Screenshot from Evaluating solar hot water heating report.

New Zealand has lots of renewable electricity production such as hydro, geothermal & wind. The rivers run & the wind blows throughout the day & night and our electricity system uses these renewable sources as the base supply. Often there is excess electricity being generated at night.

But in the morning the coal-fired plants are ramped up to meet the spike in demand that is created during the day.

New Zealand’s baseload electricity is very low in CO2 emissions, but the power to supply the peaks in demand are high CO2 emissions.

The CO2 emissions generated in the early evening are 70% higher than that generated in the small hours of the morning.

Screenshot from Evaluating solar hot water heating report.

The key to reducing the CO2 emissions from electricity generation is to flatten the peaks in the demand curve. The more demand we can move from day time to overnight supply the lower the CO2. 

Because we are moving the demand from peak coal-fired power to renewable baseload generation.

Solar hot water heating does reduce the load over that peak daytime period when the sun is up. But only in the summer months.

Screenshot from Evaluating solar hot water heating report.

During the winter months, solar systems are affected by lower sunlight hours and the inlet temperature of the cold water is lower too. 

The result is not much hot water gets heated by solar hot water systems in the winter. Instead, the backup electric element kicks in.
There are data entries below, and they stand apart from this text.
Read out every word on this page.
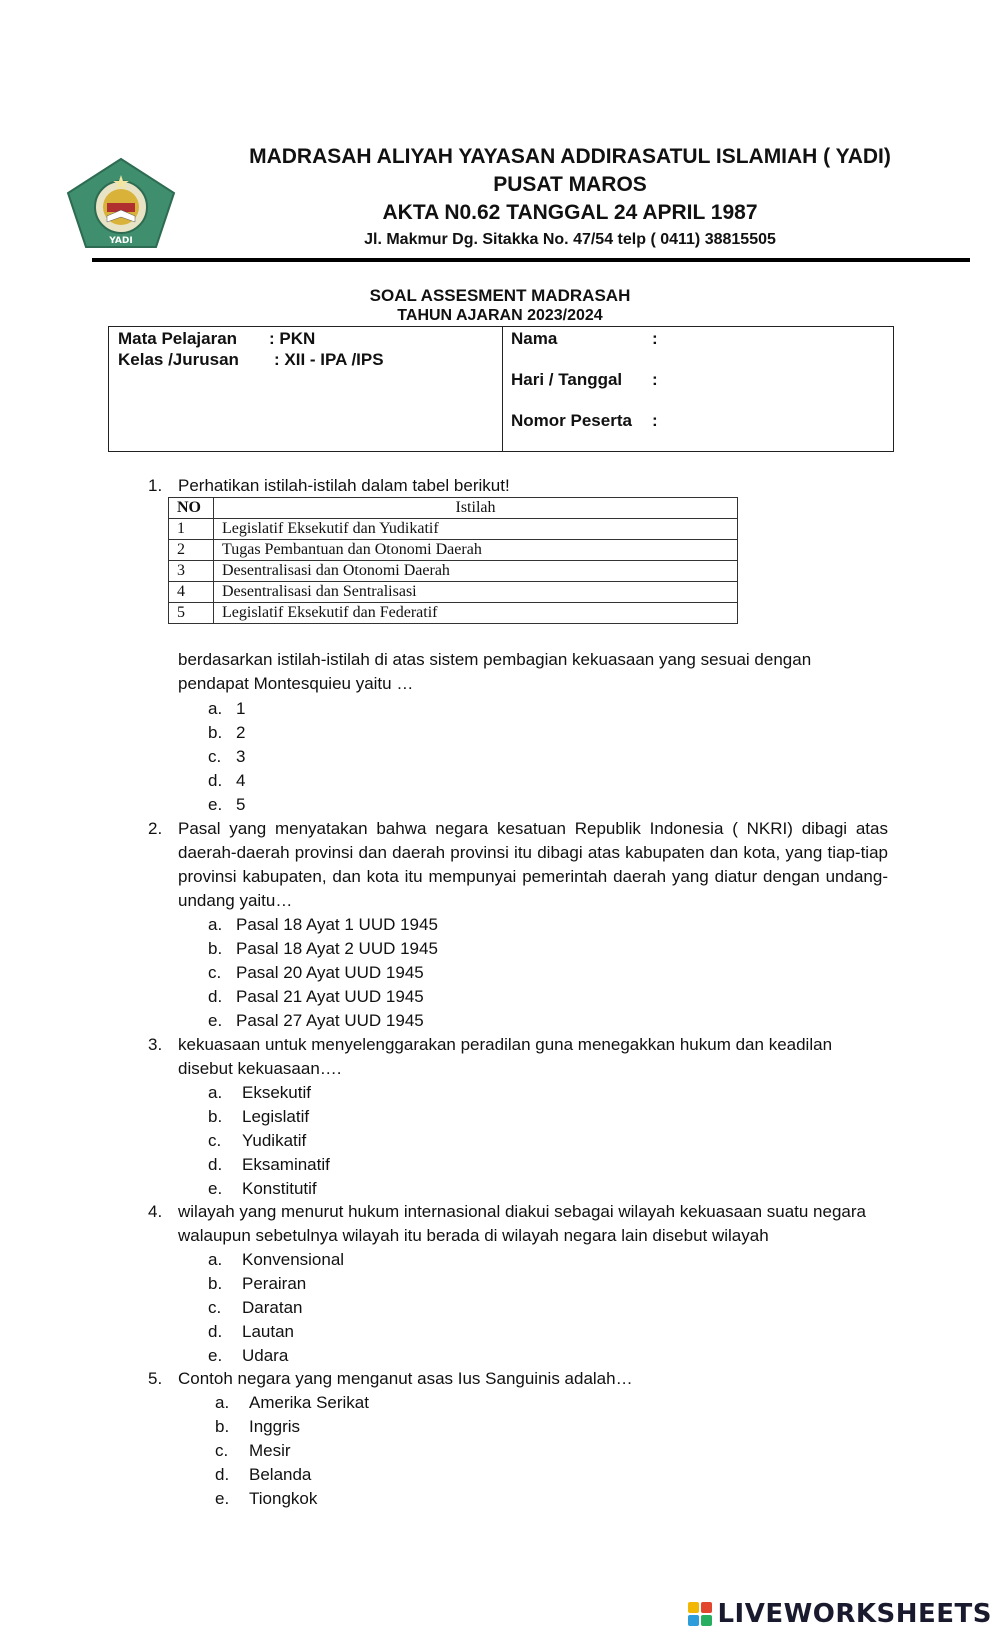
YADI
MADRASAH ALIYAH YAYASAN ADDIRASATUL ISLAMIAH ( YADI)
PUSAT MAROS
AKTA N0.62 TANGGAL 24 APRIL 1987
Jl. Makmur Dg. Sitakka No. 47/54 telp ( 0411) 38815505
SOAL ASSESMENT MADRASAH
TAHUN AJARAN 2023/2024
Mata Pelajaran : PKN
Kelas /Jurusan : XII - IPA /IPS
Nama	:
Hari / Tanggal :
Nomor Peserta :
1. Perhatikan istilah-istilah dalam tabel berikut!
NO	Istilah
1	Legislatif Eksekutif dan Yudikatif
2	Tugas Pembantuan dan Otonomi Daerah
3	Desentralisasi dan Otonomi Daerah
4	Desentralisasi dan Sentralisasi
5	Legislatif Eksekutif dan Federatif
berdasarkan istilah-istilah di atas sistem pembagian kekuasaan yang sesuai dengan pendapat Montesquieu yaitu …
a. 1
b. 2
c. 3
d. 4
e. 5
2. Pasal yang menyatakan bahwa negara kesatuan Republik Indonesia ( NKRI) dibagi atas daerah-daerah provinsi dan daerah provinsi itu dibagi atas kabupaten dan kota, yang tiap-tiap provinsi kabupaten, dan kota itu mempunyai pemerintah daerah yang diatur dengan undang-undang yaitu…
a. Pasal 18 Ayat 1 UUD 1945
b. Pasal 18 Ayat 2 UUD 1945
c. Pasal 20 Ayat UUD 1945
d. Pasal 21 Ayat UUD 1945
e. Pasal 27 Ayat UUD 1945
3. kekuasaan untuk menyelenggarakan peradilan guna menegakkan hukum dan keadilan disebut kekuasaan….
a. Eksekutif
b. Legislatif
c. Yudikatif
d. Eksaminatif
e. Konstitutif
4. wilayah yang menurut hukum internasional diakui sebagai wilayah kekuasaan suatu negara walaupun sebetulnya wilayah itu berada di wilayah negara lain disebut wilayah
a. Konvensional
b. Perairan
c. Daratan
d. Lautan
e. Udara
5. Contoh negara yang menganut asas Ius Sanguinis adalah…
a. Amerika Serikat
b. Inggris
c. Mesir
d. Belanda
e. Tiongkok
LIVEWORKSHEETS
Screenshot from Evaluating solar hot water heating report.

Even if all NZ households installed solar hot water systems, planners who manage the power grid. Would still need to build new coal-fired plants in order to meet the winter peak in demand.

The report suggests that households should set their hot water systems to heat only at night time.

That will have the effect of moving 12 per cent of the power demand from peak day time hours to night time when there is plenty of renewable, low CO2 generation taking place.

That would result in a significant reduction in emissions.

The technology to do this has been around since the 1950s and its quite possible to do this with the smart meters installed in many homes now. But most lines companies don’t offer night heating as an option.

This finding appeals to me as it backs up my default position, that many of the answers to our modern problems, do not require some magic silver bullet technology that has yet to be discovered.

Instead, going back and doing things the way we did them in the past can have significant advantages.

Remember in the 1960s when we had one car, we reused our bottles, fixed things when they broke & heated our water at night time.